A neighborhood Dollar General Store was crowded this past Saturday morning.
There were probably six, eight, maybe 10 customers in line waiting to checkout when a decent looking, modestly dressed woman approached customers in line to checkout.
She came around from the rear of the store to the front, sort of shuffled to a spot near the line at the register, and in a clear but not such a loud voice said, "Can I ask you folks for some help?"
I wished you could have seen the reaction.
Heads turned in the opposite direction. Some bowed their heads. Others got busy looking for their wallet or reviewing the items they were waiting to purchase.
But no one, I mean absolutely no one, stepped forward to be a good Samaritan and offer their assistance. And then the woman seeking help explained.

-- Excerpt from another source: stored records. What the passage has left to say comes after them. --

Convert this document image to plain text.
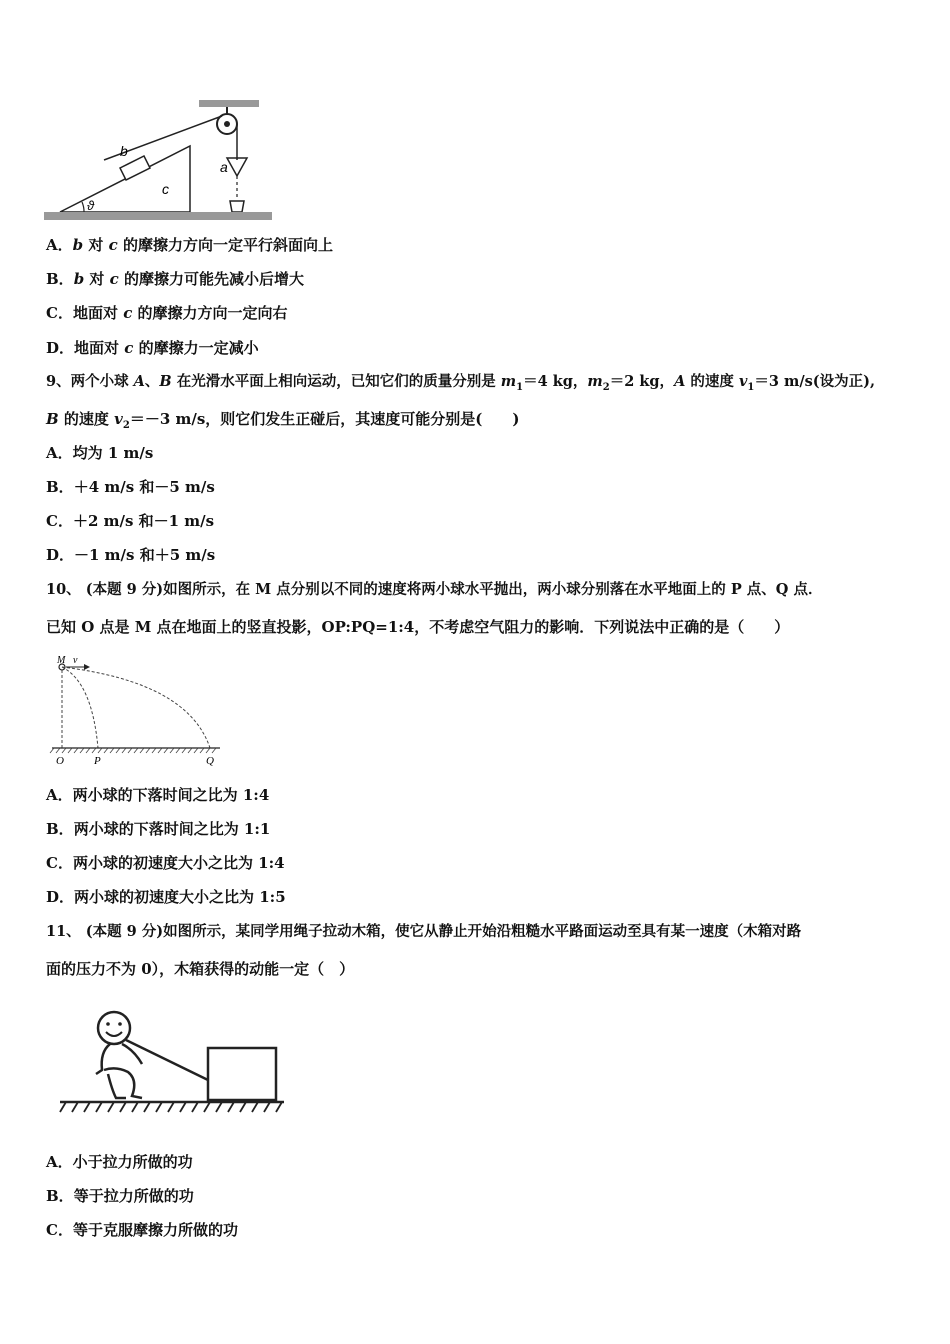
b
c
a
ϑ
A．b 对 c 的摩擦力方向一定平行斜面向上
B．b 对 c 的摩擦力可能先减小后增大
C．地面对 c 的摩擦力方向一定向右
D．地面对 c 的摩擦力一定减小
9、两个小球 A、B 在光滑水平面上相向运动，已知它们的质量分别是 $m_1=4$ kg，$m_2=2$ kg，A 的速度 $v_1=3$ m/s(设为正),
B 的速度 $v_2=-3$ m/s，则它们发生正碰后，其速度可能分别是(　　)
A．均为 1 m/s
B．＋4 m/s 和－5 m/s
C．＋2 m/s 和－1 m/s
D．－1 m/s 和＋5 m/s
10、 (本题 9 分)如图所示，在 M 点分别以不同的速度将两小球水平抛出，两小球分别落在水平地面上的 P 点、Q 点．
已知 O 点是 M 点在地面上的竖直投影，OP:PQ=1:4，不考虑空气阻力的影响．下列说法中正确的是（　　）
M v
O	P	Q
A．两小球的下落时间之比为 1:4
B．两小球的下落时间之比为 1:1
C．两小球的初速度大小之比为 1:4
D．两小球的初速度大小之比为 1:5
11、 (本题 9 分)如图所示，某同学用绳子拉动木箱，使它从静止开始沿粗糙水平路面运动至具有某一速度（木箱对路
面的压力不为 0），木箱获得的动能一定（　）
A．小于拉力所做的功
B．等于拉力所做的功
C．等于克服摩擦力所做的功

"You see my father's in a nursing home and all he wants for Christmas is a tin box of King Leo soft peppermint stick candy.
"I can't find it anywhere and I was just hoping some of you might know where I might go to find it. I've been all over town and can't find it in tins anywhere."

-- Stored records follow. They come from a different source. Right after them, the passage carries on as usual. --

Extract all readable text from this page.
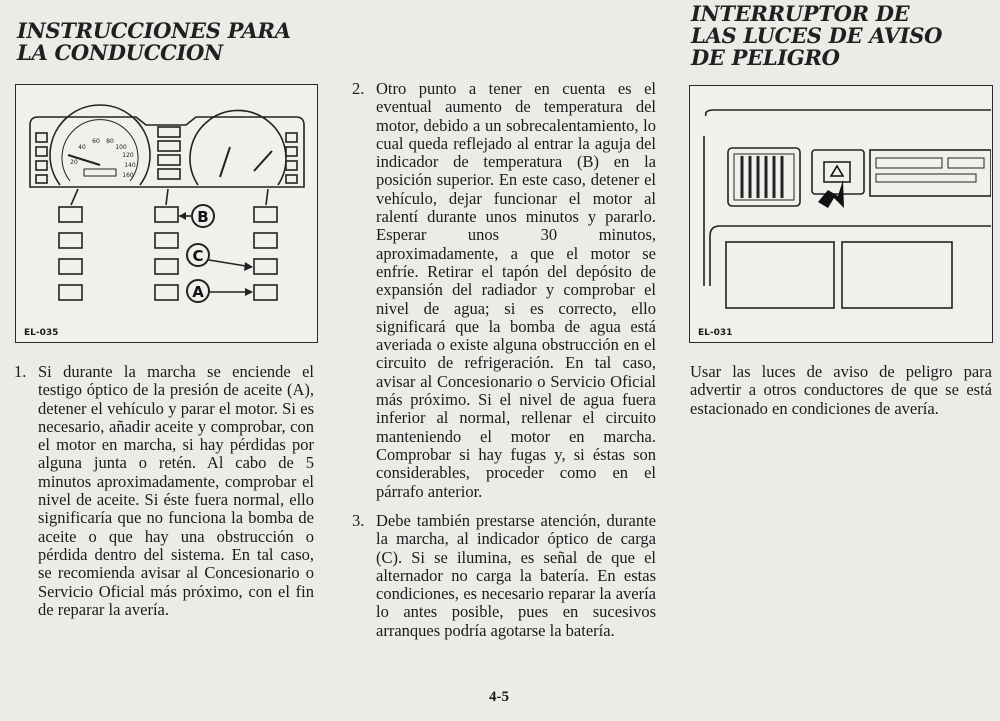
INSTRUCCIONES PARA
LA CONDUCCION
INTERRUPTOR DE
LAS LUCES DE AVISO
DE PELIGRO
B
C
A
20
40
60 80
100
120
140
160
EL-035	EL-031
1. Si durante la marcha se enciende el testigo óptico de la presión de aceite (A), detener el vehículo y parar el motor. Si es necesario, añadir aceite y comprobar, con el motor en marcha, si hay pérdidas por alguna junta o retén. Al cabo de 5 minutos aproximadamente, comprobar el nivel de aceite. Si éste fuera normal, ello significaría que no funciona la bomba de aceite o que hay una obstrucción o pérdida dentro del sistema. En tal caso, se recomienda avisar al Concesionario o Servicio Oficial más próximo, con el fin de reparar la avería.
2. Otro punto a tener en cuenta es el eventual aumento de temperatura del motor, debido a un sobrecalentamiento, lo cual queda reflejado al entrar la aguja del indicador de temperatura (B) en la posición superior. En este caso, detener el vehículo, dejar funcionar el motor al ralentí durante unos minutos y pararlo. Esperar unos 30 minutos, aproximadamente, a que el motor se enfríe. Retirar el tapón del depósito de expansión del radiador y comprobar el nivel de agua; si es correcto, ello significará que la bomba de agua está averiada o existe alguna obstrucción en el circuito de refrigeración. En tal caso, avisar al Concesionario o Servicio Oficial más próximo. Si el nivel de agua fuera inferior al normal, rellenar el circuito manteniendo el motor en marcha. Comprobar si hay fugas y, si éstas son considerables, proceder como en el párrafo anterior.
3. Debe también prestarse atención, durante la marcha, al indicador óptico de carga (C). Si se ilumina, es señal de que el alternador no carga la batería. En estas condiciones, es necesario reparar la avería lo antes posible, pues en sucesivos arranques podría agotarse la batería.
Usar las luces de aviso de peligro para advertir a otros conductores de que se está estacionado en condiciones de avería.
4-5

The line's reaction was immediate relief. Without a doubt each person standing there waiting their turn to checkout thought for sure the woman making the request for their attention was about to ask for money or for some favor that they weren't about to grant.
Some may have even thought worse. Could she be carrying a gun? Is she about to rob the place? Is she going to rob us?
What a crazy world we live in.
Once she declared her request, all was well. Almost all offered assistance. One woman who worked at a nearby store said she was pretty sure she had seen King Leo tins on shelves in her store and volunteered to take the lady with her.
Shootings in Colorado, armed robberies, home invasions and so many other crimes of this nature have left us all wary of strangers and strange behavior. We have a watchful eye on guard constantly. We're dubious of what might be around the corner or waiting at the next turn.
Crime, violent acts, deceit and fraud have left a lasting scar on many us even during a season that is to be filled with joy and generosity.
She didn't want anyone to buy the candy for her. She just wanted our attention to ask for some information so her father could have his Christmas wish.